Begleitet wurde die Entwicklung des Viertels durch den Projektbeirat unter dem Vorsitz des Oberbürgermeisters Roland Methling…“

Quelle: europaticker.de vom 27.11.2015

Beispiel 2: 8.000.000 für Veolia

Darüber berichteten der VTRblog schon vor einem Jahr.

Obwohl der Grund für die „Schadensersatzzahlung“ hinfällig wurde, weil Veolia ja den Folgevertrag für die Abfallentsorgung erhielt, ist bis heute nichts von einer Rückzahlung der rund 8 Mio. € an die Stadtkasse bekannt geworden.

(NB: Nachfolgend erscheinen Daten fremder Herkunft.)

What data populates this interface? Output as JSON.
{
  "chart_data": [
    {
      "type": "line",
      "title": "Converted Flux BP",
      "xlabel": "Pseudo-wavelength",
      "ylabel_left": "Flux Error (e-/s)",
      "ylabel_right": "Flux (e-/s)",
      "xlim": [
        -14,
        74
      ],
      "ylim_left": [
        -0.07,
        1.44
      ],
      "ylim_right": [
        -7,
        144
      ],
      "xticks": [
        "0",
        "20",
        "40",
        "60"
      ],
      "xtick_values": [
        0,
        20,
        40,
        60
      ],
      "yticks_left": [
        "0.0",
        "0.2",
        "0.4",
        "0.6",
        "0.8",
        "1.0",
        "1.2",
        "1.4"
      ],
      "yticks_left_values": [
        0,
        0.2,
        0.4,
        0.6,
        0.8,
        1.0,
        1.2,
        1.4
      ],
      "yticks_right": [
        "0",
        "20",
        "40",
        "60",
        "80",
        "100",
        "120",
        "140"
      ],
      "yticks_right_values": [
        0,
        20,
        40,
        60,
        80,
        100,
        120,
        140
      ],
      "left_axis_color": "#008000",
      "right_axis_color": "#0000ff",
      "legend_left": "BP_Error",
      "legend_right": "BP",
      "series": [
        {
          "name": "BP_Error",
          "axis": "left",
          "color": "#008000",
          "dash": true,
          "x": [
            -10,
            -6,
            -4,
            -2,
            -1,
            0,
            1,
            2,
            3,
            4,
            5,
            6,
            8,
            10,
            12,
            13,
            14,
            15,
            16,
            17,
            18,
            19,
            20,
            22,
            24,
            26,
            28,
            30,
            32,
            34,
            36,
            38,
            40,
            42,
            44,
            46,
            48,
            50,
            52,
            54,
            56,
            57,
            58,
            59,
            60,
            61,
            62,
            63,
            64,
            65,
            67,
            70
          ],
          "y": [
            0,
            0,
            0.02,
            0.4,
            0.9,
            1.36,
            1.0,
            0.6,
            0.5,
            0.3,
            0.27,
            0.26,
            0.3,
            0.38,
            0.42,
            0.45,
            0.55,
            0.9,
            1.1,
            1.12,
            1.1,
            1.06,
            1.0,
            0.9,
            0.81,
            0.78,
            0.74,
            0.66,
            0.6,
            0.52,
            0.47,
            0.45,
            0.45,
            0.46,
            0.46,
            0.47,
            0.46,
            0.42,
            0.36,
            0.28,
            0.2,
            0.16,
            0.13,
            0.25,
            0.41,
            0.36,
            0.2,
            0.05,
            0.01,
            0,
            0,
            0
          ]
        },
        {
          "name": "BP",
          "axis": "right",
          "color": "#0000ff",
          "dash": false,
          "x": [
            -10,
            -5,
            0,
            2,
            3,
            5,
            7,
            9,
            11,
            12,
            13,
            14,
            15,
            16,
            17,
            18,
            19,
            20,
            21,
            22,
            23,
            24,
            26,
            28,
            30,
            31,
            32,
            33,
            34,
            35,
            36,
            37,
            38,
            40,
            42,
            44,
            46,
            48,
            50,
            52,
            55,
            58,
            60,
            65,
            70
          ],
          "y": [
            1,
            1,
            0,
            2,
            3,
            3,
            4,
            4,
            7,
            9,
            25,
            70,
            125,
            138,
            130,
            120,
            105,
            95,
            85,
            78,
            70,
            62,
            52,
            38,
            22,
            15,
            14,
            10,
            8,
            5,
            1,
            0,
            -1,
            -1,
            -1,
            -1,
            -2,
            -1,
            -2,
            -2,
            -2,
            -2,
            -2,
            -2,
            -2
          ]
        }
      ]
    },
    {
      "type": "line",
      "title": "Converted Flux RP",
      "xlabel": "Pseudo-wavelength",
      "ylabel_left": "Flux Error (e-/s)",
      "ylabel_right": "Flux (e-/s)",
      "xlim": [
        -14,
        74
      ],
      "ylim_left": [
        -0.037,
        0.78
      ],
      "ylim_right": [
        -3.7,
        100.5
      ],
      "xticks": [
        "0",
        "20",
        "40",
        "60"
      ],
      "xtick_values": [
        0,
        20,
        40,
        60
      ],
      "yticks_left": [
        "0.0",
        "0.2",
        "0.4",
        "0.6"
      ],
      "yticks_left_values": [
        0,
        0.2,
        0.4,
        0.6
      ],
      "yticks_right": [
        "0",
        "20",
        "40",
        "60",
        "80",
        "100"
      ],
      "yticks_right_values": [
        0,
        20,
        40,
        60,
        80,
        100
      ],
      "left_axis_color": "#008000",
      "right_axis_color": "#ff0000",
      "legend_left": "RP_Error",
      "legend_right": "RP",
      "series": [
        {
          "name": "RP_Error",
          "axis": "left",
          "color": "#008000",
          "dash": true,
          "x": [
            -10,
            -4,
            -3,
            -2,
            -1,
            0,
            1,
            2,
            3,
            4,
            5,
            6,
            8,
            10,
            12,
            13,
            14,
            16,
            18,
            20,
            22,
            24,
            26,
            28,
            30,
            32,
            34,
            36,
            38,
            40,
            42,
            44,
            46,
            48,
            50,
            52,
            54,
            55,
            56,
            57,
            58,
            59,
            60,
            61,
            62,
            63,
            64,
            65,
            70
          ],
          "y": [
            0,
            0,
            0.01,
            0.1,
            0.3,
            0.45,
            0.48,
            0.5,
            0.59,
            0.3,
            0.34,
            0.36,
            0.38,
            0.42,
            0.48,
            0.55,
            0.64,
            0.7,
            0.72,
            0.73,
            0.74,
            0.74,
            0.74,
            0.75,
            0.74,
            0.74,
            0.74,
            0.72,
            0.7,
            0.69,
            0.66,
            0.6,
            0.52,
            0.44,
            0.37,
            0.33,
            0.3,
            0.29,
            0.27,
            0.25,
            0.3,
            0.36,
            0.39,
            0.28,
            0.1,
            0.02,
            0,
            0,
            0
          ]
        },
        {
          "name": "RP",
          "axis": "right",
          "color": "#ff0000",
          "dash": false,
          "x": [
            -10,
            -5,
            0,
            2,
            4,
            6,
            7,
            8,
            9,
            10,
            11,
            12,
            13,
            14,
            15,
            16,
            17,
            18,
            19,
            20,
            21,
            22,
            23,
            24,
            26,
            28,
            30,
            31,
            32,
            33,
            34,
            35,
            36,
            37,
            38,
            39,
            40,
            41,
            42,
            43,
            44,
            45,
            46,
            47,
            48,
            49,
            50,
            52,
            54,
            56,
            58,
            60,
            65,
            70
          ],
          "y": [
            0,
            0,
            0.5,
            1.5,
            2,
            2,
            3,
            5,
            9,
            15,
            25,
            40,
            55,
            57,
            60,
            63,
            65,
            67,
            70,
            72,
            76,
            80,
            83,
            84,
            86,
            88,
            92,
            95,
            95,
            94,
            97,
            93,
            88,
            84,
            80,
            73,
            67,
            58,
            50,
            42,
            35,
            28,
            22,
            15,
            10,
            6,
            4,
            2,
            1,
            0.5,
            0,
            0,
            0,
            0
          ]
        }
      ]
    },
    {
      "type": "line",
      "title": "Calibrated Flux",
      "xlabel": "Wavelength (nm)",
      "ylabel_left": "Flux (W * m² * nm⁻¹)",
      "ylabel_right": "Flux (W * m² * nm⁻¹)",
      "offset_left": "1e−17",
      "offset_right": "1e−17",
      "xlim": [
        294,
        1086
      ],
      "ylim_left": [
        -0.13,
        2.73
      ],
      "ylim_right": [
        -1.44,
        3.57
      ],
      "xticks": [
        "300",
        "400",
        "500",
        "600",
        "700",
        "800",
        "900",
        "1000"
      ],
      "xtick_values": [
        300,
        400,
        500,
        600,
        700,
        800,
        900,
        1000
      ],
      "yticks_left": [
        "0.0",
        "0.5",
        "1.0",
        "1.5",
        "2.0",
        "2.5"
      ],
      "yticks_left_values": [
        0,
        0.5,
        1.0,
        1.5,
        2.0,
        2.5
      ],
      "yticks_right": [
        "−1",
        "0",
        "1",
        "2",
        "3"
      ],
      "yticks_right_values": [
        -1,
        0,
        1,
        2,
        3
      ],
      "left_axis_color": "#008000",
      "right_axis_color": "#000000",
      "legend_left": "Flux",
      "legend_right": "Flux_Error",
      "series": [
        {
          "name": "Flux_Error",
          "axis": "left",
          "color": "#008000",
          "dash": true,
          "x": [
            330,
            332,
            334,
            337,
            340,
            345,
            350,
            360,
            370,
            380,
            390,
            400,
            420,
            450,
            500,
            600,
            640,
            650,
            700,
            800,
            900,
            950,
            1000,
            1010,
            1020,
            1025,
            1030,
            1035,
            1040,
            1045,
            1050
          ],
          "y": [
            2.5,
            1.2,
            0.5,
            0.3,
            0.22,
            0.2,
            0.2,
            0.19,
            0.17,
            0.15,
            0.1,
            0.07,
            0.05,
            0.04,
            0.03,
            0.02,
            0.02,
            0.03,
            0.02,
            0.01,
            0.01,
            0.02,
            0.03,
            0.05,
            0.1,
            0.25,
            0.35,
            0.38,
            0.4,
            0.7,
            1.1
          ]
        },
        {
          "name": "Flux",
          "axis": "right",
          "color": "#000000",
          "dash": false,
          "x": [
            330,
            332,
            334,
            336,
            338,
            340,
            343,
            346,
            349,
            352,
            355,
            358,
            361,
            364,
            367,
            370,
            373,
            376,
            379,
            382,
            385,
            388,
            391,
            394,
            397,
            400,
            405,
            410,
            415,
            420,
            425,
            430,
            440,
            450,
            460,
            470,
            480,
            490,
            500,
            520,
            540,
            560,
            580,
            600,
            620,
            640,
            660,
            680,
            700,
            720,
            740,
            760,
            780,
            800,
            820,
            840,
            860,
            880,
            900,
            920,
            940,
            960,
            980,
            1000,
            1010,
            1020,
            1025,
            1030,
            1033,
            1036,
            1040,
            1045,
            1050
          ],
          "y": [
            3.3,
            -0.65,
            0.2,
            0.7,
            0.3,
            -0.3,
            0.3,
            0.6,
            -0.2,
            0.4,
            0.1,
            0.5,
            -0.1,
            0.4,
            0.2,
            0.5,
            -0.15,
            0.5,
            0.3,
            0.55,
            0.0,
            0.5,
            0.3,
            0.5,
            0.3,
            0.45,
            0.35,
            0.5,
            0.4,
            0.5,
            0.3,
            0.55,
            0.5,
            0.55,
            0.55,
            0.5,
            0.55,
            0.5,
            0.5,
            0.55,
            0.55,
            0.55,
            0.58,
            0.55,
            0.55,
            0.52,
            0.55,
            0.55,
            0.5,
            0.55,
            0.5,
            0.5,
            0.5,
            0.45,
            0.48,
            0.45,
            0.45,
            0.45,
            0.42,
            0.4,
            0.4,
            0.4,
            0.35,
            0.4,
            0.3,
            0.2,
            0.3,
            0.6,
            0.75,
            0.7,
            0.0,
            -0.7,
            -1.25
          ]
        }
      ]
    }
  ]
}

Beispiel 3: Brücke über die Stadtautobahn

9.400.000€ Gesamtkosten, davon trägt die Stadt 3.200.000 €.

Weitere Beispiele

  • Es gab auch eine Machbarkeitsstudie für die Rostocker olympische und paralympische Segelwettbewerbe vor Warnemünde in den Jahren 2024 und 2028, Kosten unbekannt.
  • Der Umbau der Steintor-Kreuzung (geschätzte Kosten 2.600.000 €).
  • Dann sind da noch die Träume (wirklich nur Träume?) unseres Verkehrssenators über die Verlängerung der Straßenbahnlinien zusammen mit der Schaffung von Großparkplätzen und über die Verlegung der Trassenführung für die Straßenbahn zum Stadthafen.

Die Liste der Beispiele lässt sich gewiss noch verlängern. Für den Beweis, dass genug Geld da ist, wenn es nicht gerade um Bildung und Kultur geht, sollte es reichen.